Por que o milho também ficou caro por aqui?
De novo, baixos estoques, demanda alta, mesmo para a produção de etanol, e
dólar caro. Milho é commodity, com cotações determinadas pelo mercado
internacional.
E os combustíveis? Distribuidores e postos
ficam com uma pequena parte do preço, por um serviço complexo — levar o produto
das refinarias até o consumidor final, passando por este imenso país de
logística cara. Toda semana, a Petrobras publica em seu site a decomposição do
preço nacional médio dos combustíveis. Na informação mais recente, a gasolina
estava em R$ 6,36 por litro, na bomba. Parte da Petrobras: apenas R$ 2,21.
Entre um valor e outro, se há algum
atravessador, é o governo. Os impostos compõem 34% do preço final (ou R$ 2,16).
A maior parte é o ICMS estadual. Depois, há a mistura obrigatória de etanol
(mais 88 centavos). Distribuidores e postos levam apenas R$ 1,11 por litro, que
parece um valor até baixo pela complexidade do negócio.
Nos mercados livres, os preços variam
conforme as diversas circunstâncias. Para a população, entretanto, preço alto é
sempre culpa do governo. Trump ganhou a eleição atacando o alto custo de vida,
embora a inflação estivesse
baixa, rodando pouco acima dos 2%. Mas inflação em queda significa apenas que
os preços sobem menos — não necessariamente que estejam em queda. É possível
ter inflação zero — variação zero de um mês para outro — com preço mantido em
nível alto.
A população nem sempre está errada. Não raro,
políticas equivocadas desarrumam a economia. No caso do Brasil, o governo tem
razoável responsabilidade pela alta do dólar, que eleva a cotação de diversos
produtos. Incertezas geradas pela política econômica levam à compra de dólares,
ativo seguro, até para tirar dinheiro do país.

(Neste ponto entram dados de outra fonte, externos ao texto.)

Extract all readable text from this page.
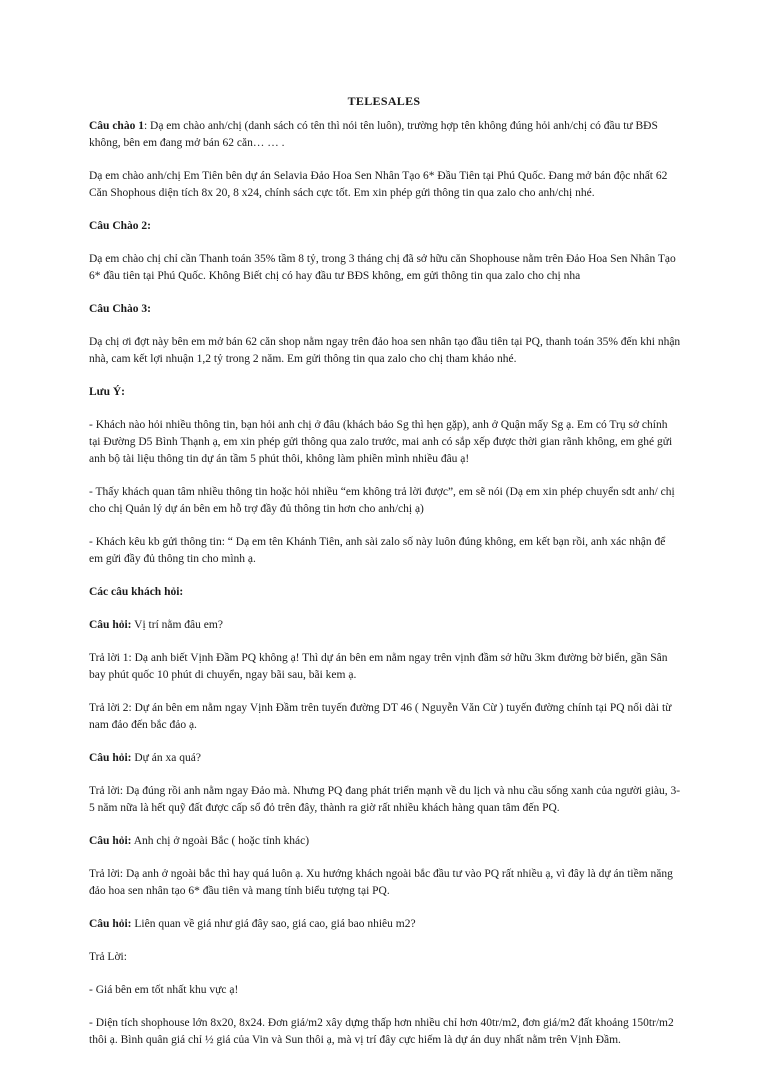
TELESALES

Câu chào 1: Dạ em chào anh/chị (danh sách có tên thì nói tên luôn), trường hợp tên không đúng hỏi anh/chị có đầu tư BĐS không, bên em đang mở bán 62 căn… … .

Dạ em chào anh/chị Em Tiên bên dự án Selavia Đảo Hoa Sen Nhân Tạo 6* Đầu Tiên tại Phú Quốc. Đang mở bán độc nhất 62 Căn Shophous diện tích 8x 20, 8 x24, chính sách cực tốt. Em xin phép gửi thông tin qua zalo cho anh/chị nhé.

Câu Chào 2:

Dạ em chào chị chỉ cần Thanh toán 35% tầm 8 tỷ, trong 3 tháng chị đã sở hữu căn Shophouse nằm trên Đảo Hoa Sen Nhân Tạo 6* đầu tiên tại Phú Quốc. Không Biết chị có hay đầu tư BĐS không, em gửi thông tin qua zalo cho chị nha

Câu Chào 3:

Dạ chị ơi đợt này bên em mở bán 62 căn shop nằm ngay trên đảo hoa sen nhân tạo đầu tiên tại PQ, thanh toán 35% đến khi nhận nhà, cam kết lợi nhuận 1,2 tỷ trong 2 năm. Em gửi thông tin qua zalo cho chị tham khảo nhé.

Lưu Ý:

- Khách nào hỏi nhiều thông tin, bạn hỏi anh chị ở đâu (khách bảo Sg thì hẹn gặp), anh ở Quận mấy Sg ạ. Em có Trụ sở chính tại Đường D5 Bình Thạnh ạ, em xin phép gửi thông qua zalo trước, mai anh có sắp xếp được thời gian rãnh không, em ghé gửi anh bộ tài liệu thông tin dự án tầm 5 phút thôi, không làm phiền mình nhiều đâu ạ!

- Thấy khách quan tâm nhiều thông tin hoặc hỏi nhiều “em không trả lời được”, em sẽ nói (Dạ em xin phép chuyển sdt anh/ chị cho chị Quản lý dự án bên em hỗ trợ đầy đủ thông tin hơn cho anh/chị ạ)

- Khách kêu kb gửi thông tin: “ Dạ em tên Khánh Tiên, anh sài zalo số này luôn đúng không, em kết bạn rồi, anh xác nhận để em gửi đầy đủ thông tin cho mình ạ.

Các câu khách hỏi:

Câu hỏi: Vị trí nằm đâu em?

Trả lời 1: Dạ anh biết Vịnh Đầm PQ không ạ! Thì dự án bên em nằm ngay trên vịnh đầm sở hữu 3km đường bờ biển, gần Sân bay phút quốc 10 phút di chuyển, ngay bãi sau, bãi kem ạ.

Trả lời 2: Dự án bên em nằm ngay Vịnh Đầm trên tuyến đường DT 46 ( Nguyễn Văn Cừ ) tuyến đường chính tại PQ nối dài từ nam đảo đến bắc đảo ạ.

Câu hỏi: Dự án xa quá?

Trả lời: Dạ đúng rồi anh nằm ngay Đảo mà. Nhưng PQ đang phát triển mạnh về du lịch và nhu cầu sống xanh của người giàu, 3-5 năm nữa là hết quỹ đất được cấp sổ đỏ trên đây, thành ra giờ rất nhiều khách hàng quan tâm đến PQ.

Câu hỏi: Anh chị ở ngoài Bắc ( hoặc tỉnh khác)

Trả lời: Dạ anh ở ngoài bắc thì hay quá luôn ạ. Xu hướng khách ngoài bắc đầu tư vào PQ rất nhiều ạ, vì đây là dự án tiềm năng đảo hoa sen nhân tạo 6* đầu tiên và mang tính biểu tượng tại PQ.

Câu hỏi: Liên quan về giá như giá đây sao, giá cao, giá bao nhiêu m2?

Trả Lời:

- Giá bên em tốt nhất khu vực ạ!

- Diện tích shophouse lớn 8x20, 8x24. Đơn giá/m2 xây dựng thấp hơn nhiều chỉ hơn 40tr/m2, đơn giá/m2 đất khoảng 150tr/m2 thôi ạ. Bình quân giá chỉ ½ giá của Vin và Sun thôi ạ, mà vị trí đây cực hiếm là dự án duy nhất nằm trên Vịnh Đầm.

Além de tudo, a inflação não é só de
alimentos. Está espalhada. Quando a cada mês aparece um “culpado” — ora ovos e
café, depois matrículas escolares, preços de passagens aéreas, entrada de
shows, roupas ou o que for —, é sinal de que o problema é geral. No nosso caso,
isso está ligado ao excesso de gastos do governo, o impulso fiscal que faz o
país consumir mais do que pode produzir e importar. Dá em inflação. Indo atrás
dos culpados, Lula vai parar no Palácio do Planalto.